Because of these experiences, I began volunteering with Access:VFX to mentor recent grads and college students, especially young women, during the pandemic. I believe that mentorship is invaluable, and being able to see ourselves reflected in positions of leadership is key to providing more inclusion for women as we move forward.

So if one thing were to change about this industry, my hope is that women will be given more access. The more culturally diverse directors, supervisors and leads we hire, the smaller this mountain will become, and the better we will be able to climb it together.


Career Advice

Is formal education essential for someone aspiring to do your job?

Due to the over abundance of workshops, master classes, tutorials, and in depth documentation that is made accessible online, most will say that a formal education is not essential. However, there are invaluable experiences gained from learning in the classroom with your teachers and peers alongside you, that you simply cannot Google search your way to.

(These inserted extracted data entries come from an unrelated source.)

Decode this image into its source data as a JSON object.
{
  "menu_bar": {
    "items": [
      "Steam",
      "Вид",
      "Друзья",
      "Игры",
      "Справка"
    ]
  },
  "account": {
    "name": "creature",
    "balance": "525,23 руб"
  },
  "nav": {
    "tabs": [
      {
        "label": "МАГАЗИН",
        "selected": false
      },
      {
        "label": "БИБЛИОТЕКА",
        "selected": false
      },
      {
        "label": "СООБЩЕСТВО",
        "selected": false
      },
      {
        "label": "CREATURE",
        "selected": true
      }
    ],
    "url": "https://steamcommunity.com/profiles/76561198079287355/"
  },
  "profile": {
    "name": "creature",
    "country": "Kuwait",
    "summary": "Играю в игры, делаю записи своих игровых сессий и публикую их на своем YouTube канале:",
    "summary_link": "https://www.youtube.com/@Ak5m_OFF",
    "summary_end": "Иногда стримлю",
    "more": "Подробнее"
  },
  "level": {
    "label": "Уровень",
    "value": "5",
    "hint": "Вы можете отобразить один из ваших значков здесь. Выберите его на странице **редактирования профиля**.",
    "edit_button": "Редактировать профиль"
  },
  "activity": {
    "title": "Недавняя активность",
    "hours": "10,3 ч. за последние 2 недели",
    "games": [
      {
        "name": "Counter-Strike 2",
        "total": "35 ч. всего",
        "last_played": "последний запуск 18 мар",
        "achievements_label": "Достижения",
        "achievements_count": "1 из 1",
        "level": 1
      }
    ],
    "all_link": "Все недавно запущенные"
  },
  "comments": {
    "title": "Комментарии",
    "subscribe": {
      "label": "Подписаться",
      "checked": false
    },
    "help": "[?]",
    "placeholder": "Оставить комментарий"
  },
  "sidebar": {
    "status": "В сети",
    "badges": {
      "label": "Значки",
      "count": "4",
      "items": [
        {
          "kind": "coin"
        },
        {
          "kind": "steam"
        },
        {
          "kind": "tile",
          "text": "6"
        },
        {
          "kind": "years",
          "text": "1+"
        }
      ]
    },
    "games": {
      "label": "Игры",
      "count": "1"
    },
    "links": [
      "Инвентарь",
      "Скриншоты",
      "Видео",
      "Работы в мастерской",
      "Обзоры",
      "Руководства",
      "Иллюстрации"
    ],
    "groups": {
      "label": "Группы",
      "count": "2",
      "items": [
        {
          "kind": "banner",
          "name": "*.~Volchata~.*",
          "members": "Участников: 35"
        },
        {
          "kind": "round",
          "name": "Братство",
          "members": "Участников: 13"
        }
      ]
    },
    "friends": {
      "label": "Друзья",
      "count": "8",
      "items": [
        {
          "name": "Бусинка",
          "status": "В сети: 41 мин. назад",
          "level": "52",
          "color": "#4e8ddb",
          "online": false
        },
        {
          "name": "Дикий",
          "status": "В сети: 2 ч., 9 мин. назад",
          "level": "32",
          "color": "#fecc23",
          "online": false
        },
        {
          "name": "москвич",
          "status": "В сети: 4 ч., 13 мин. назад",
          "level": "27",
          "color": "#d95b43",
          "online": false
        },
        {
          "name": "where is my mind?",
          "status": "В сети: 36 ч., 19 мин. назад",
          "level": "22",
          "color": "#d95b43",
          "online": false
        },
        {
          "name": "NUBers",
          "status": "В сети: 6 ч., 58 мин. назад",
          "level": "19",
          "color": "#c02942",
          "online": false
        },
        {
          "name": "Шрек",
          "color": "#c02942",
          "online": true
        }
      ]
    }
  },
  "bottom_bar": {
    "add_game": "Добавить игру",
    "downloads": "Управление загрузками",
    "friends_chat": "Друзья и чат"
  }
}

Furthermore, connections are vital in this industry, so partaking in a degree from a notable institution where you have access to many contacts can prove itself essential to some.

If you could give one piece of advice to artists starting out, what would it be?

To artists beginning their careers, my biggest piece of advice is to make sure you are choosing rooms that allow you the space to grow. You are never going to become the person or artist you want to become if you are the only person in the room that believes in yourself; so move to rooms that will also hear you, see you, respect you, and nurture your greatest potential.

If you could go back in time to when you first started out, what advice would you give yourself?

I struggled with a lot of sexism in my first year freelancing, which led to a lot of self doubt and times where I almost quit altogether. I let a lot of things go because I knew the importance of having thick skin; but what I didn’t know then that I do now is that there is a difference between staying strong and letting your self-worth be disrespected and devalued just for being female. Now I believe that when we stand up for ourselves as women, we are also standing up for all women around us and after who will take our seats at the table.


Amanda Sparso is an adoptee advocate and CG Lighter based in NYC. After graduating from the School of Visual Arts and releasing her debut film, Yuanfen, Amanda hit the ground running as a freelance artist, connecting with the AAPI/adoptee community, and using her experiences to help mentor other young artists. She aims to spread light and color everywhere she goes, both through her work on screen, as well as her work off screen, through her impact on the lives of others.

When Amanda is not behind the computer, she enjoys filling her free time with plant shopping, home DIY projects, cooking new recipes, and spending all the quarantine time she can with her cat, Jumba.